I am curious about the certainty that it might be possible to die happy when something significant has be accomplished, or when we have reached fulfillment. It is as if life’s purpose could be found and completed. This completion would be of such a nature that it would transform a fear of death into a sense of peace. I am interested in both the sensation of completeness and our apparent ability to recognize it. And if we can recognize it, can we articulate it in advance and thereby facilitate our ability to reach such a peace in our lifetime?
Recognize is related to the word recollection. Socrates felt that to come to know is to recollect a truth that already lies within us. I think we have all of us had the sensation, both wonderful and mysterious, that we have come upon a familiar state of being, one that has always been within us, maybe hidden, which, for whatever reason, or series of events, becomes revealed to us and we can finally embody it. I remember, upon falling in love with the man who would become my husband, feeling as if I had come home. The kind of recognition I am attempting to describe is like this; an immediate knowledge and certainty-a strong intuition that bears no denying.
Deja vu resembles this sensation as well. A sense of having been in a place before, and knowing it well, as if it were the inner psychic state laid out before us as a landscape. When I first visited the Puget Sound, with the mountains surrounding, I knew that this was the landscape of my heart. I felt both wonder and a sense of being at home in boundlessness. The correspondence between the light flickering on snow and water and my own inner feeling of joy just clicked into place as if it had been waiting to match up.
In painting, too, there can be this sort of recognition. You see when a line is “right” and when it is wrong-following some guide that is both familiar and strange, but almost always certain. Who’s voice is this? Should we call it ours? If it is ours, surely it differs from our usual voice.
But going back to dying happy, I want to bring in one of my favorite friends from ancient times, Hakuin. He was a Buddhist famous for instructing his students to Die before you die! When I first heard this phrase, I understood it immediately. To die before you die is to let go of all attachment. If you die before you die, you are calm, but also, perhaps counter-intuitively, able to experience life with great freedom and joy. When you are released from all expectations each moment is a gift. No longer tormented by an inner narration of good and bad, you are instead the recipient of awe and wonder. Die before you die so that you can truly live.
I am curious, too, about my own interest in Tonalism.
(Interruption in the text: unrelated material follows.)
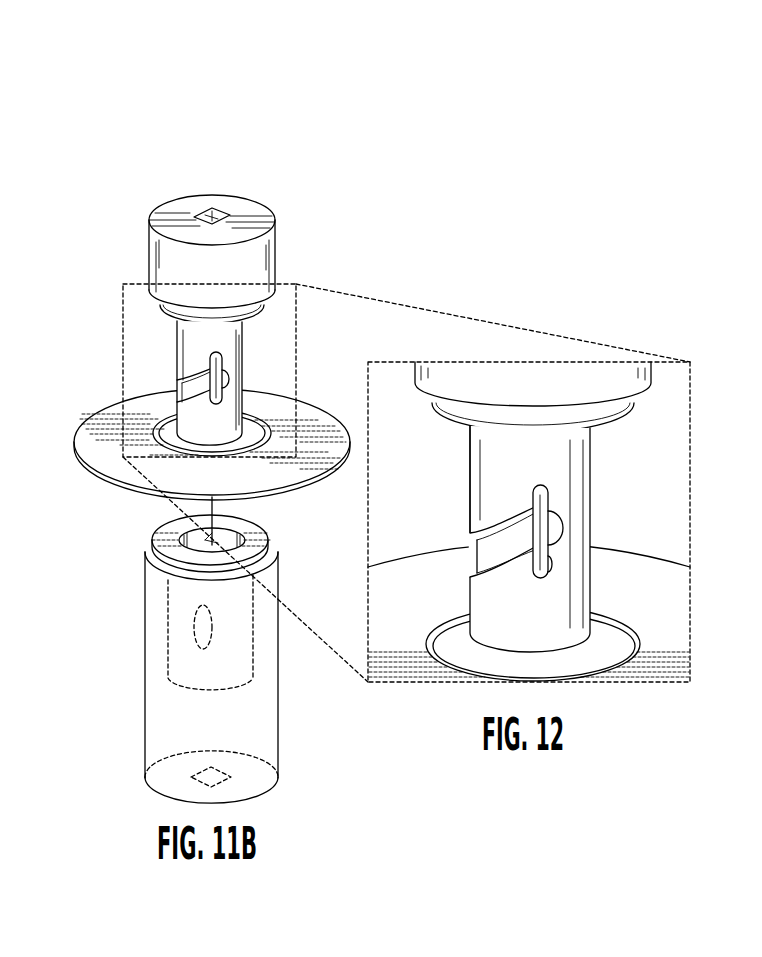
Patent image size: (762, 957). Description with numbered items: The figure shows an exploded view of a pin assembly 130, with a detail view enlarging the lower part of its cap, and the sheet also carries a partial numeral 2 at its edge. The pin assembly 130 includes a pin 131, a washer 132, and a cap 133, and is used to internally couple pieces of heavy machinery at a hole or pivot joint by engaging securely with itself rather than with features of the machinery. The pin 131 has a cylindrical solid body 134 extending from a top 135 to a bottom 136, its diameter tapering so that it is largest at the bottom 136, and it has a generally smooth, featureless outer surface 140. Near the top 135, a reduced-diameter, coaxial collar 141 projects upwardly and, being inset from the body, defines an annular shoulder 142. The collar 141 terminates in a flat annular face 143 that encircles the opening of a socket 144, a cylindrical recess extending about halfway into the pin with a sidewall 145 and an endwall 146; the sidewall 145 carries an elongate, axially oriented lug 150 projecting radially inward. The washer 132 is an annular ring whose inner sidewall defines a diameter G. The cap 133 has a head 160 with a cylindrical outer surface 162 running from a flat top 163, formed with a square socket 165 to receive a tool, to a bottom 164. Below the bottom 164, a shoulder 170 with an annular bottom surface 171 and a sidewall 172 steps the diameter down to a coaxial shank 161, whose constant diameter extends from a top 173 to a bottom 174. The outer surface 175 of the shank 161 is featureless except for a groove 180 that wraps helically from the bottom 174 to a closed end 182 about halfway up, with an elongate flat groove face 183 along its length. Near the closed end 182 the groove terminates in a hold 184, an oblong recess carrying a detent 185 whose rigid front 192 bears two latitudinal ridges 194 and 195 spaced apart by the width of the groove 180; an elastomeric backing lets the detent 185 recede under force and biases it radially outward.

Sometimes I feel like the little moons and their reflections are almost tongue in cheek representations of a sentimental vision. But I have painted several so far, and I don’t think I am done yet. These landscapes, shown to us first by masters like James McNeil Whistler, Robert Minor, George Inness, William Morris Hunt to name a few, brought us visions of inner landscapes, inner art. These landscapes picture psychic truths; they are representations of fulfillment and longing simultaneously; picturing for us what we need to die happy, or at least where we should direct our eye.
As an artist, you have the opportunity to listen to the inner voice and make the effort to picture fulfillment. You have that opportunity as a non-artist as well, with the doings of your life. What landscape would you paint if you painted where you would be most at peace? Doesn’t it seem that longing needs to be evoked? And yet longing is lack. Would a landscape that is only happy seem trite? Can you picture what scene would say, I can die happy now that I am here, and I have always been here, but now I know it.